Of course, no one has yet made a finding as to the date when notice of the award was sent to the respondents. It is clear from Conaci that such a finding is necessary to resolve the issue of the appeal’s timeliness. This board has indicated that the trial commissioner, as the fact-finding authority, is in a better position than the CRB to make such a determination because of its evidentiary basis. O’Connor v. United Parcel Service, 13 Conn. Workers’ Comp. Rev. Op. 204, 206, 1741 CRB-4-93-5 (March 30, 1995). As was noted in Fair v. People’s Savings Bank, 207 Conn. 535 (1988), our hearing of an appeal from the commissioner is not a de novo hearing of the facts. “Although the review division may take additional material evidence, this is proper only if it is shown to its satisfaction that good reasons exist as to why the evidence was not presented to the commissioner.
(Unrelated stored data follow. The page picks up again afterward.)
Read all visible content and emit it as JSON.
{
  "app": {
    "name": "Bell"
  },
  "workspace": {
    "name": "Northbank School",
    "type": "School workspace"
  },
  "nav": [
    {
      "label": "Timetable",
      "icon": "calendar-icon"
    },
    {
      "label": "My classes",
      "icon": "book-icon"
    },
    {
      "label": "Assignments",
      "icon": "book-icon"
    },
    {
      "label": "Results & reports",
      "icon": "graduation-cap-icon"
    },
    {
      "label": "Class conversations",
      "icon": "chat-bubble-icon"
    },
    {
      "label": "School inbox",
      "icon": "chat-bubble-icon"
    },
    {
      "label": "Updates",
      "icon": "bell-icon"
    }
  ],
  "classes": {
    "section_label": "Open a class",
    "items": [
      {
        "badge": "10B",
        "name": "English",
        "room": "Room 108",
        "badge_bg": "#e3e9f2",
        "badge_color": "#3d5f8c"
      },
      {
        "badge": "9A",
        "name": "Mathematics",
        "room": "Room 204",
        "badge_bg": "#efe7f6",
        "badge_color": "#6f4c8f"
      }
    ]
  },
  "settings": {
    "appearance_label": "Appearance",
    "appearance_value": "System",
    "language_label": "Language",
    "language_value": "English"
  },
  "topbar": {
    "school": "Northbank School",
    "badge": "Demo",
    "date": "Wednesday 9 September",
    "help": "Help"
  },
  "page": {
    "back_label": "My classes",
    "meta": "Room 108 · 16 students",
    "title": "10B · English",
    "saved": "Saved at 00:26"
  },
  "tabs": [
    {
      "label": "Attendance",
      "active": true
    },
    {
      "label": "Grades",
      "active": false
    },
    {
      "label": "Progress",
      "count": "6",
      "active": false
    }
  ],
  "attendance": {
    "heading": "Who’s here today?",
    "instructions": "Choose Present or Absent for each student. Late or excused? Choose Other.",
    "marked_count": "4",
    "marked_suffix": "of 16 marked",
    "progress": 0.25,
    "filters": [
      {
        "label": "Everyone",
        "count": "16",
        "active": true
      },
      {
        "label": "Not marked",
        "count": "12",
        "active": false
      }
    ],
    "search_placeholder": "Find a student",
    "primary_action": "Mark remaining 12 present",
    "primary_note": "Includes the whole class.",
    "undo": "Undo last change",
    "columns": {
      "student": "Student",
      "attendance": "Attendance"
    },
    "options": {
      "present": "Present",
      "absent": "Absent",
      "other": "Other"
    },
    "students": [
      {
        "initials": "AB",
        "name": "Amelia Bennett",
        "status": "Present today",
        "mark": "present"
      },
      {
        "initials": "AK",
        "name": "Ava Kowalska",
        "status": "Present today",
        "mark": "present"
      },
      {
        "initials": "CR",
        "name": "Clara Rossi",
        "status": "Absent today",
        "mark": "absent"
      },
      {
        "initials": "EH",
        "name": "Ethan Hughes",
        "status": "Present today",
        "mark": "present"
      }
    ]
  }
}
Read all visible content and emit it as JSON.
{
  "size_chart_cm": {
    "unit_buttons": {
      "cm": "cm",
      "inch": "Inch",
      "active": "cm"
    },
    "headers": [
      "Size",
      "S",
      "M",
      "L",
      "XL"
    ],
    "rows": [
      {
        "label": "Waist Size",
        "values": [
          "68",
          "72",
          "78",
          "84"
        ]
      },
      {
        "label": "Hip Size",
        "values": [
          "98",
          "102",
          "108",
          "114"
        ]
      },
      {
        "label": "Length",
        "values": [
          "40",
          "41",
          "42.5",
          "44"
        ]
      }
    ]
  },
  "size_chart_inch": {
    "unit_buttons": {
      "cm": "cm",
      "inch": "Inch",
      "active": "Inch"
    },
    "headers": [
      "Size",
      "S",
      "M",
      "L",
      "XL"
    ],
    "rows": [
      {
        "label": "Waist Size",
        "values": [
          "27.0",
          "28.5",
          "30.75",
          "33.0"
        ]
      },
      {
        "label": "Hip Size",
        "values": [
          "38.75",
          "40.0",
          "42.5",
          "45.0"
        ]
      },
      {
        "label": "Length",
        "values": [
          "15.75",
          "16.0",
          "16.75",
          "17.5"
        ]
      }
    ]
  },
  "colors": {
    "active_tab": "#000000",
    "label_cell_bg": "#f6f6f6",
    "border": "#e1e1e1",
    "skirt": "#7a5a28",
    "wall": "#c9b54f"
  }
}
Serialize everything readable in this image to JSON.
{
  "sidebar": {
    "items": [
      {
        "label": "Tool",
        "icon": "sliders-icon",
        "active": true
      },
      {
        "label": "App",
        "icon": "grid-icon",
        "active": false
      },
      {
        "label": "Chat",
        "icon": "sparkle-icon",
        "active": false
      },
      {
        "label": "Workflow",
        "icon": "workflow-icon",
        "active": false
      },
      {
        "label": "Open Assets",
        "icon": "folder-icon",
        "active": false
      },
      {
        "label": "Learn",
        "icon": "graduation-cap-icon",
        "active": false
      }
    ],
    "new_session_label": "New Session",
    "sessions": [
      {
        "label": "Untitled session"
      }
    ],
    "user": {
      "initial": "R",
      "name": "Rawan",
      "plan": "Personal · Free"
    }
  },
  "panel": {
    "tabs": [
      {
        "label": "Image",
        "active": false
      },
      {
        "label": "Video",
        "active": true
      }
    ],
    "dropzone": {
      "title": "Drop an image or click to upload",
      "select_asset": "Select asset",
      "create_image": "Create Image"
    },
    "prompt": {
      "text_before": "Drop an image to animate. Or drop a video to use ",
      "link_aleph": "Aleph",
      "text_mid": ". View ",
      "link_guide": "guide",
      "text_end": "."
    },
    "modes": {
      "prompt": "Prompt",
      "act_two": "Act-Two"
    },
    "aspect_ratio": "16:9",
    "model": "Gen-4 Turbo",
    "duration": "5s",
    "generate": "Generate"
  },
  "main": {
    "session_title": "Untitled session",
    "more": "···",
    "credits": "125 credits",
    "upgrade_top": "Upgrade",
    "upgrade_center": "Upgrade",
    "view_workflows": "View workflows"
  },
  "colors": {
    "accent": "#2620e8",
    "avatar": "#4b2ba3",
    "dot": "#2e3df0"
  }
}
Otherwise it is obliged to hear the appeal on the record and not ‘retry the facts’.” Id., 538-39. Also, in situations where additional evidence may be considered by this board, § 31-301-9 contemplates a written motion by a party seeking to introduce the additional evidence. No such motion was filed in this case. See O’Connor, supra. Thus, we hold that the instant case must be remanded to the original trial commissioner so that he may determine the date when notice of his award was sent to the respondents.
Commissioners Amado J. Vargas and Robin L. Wilson concur.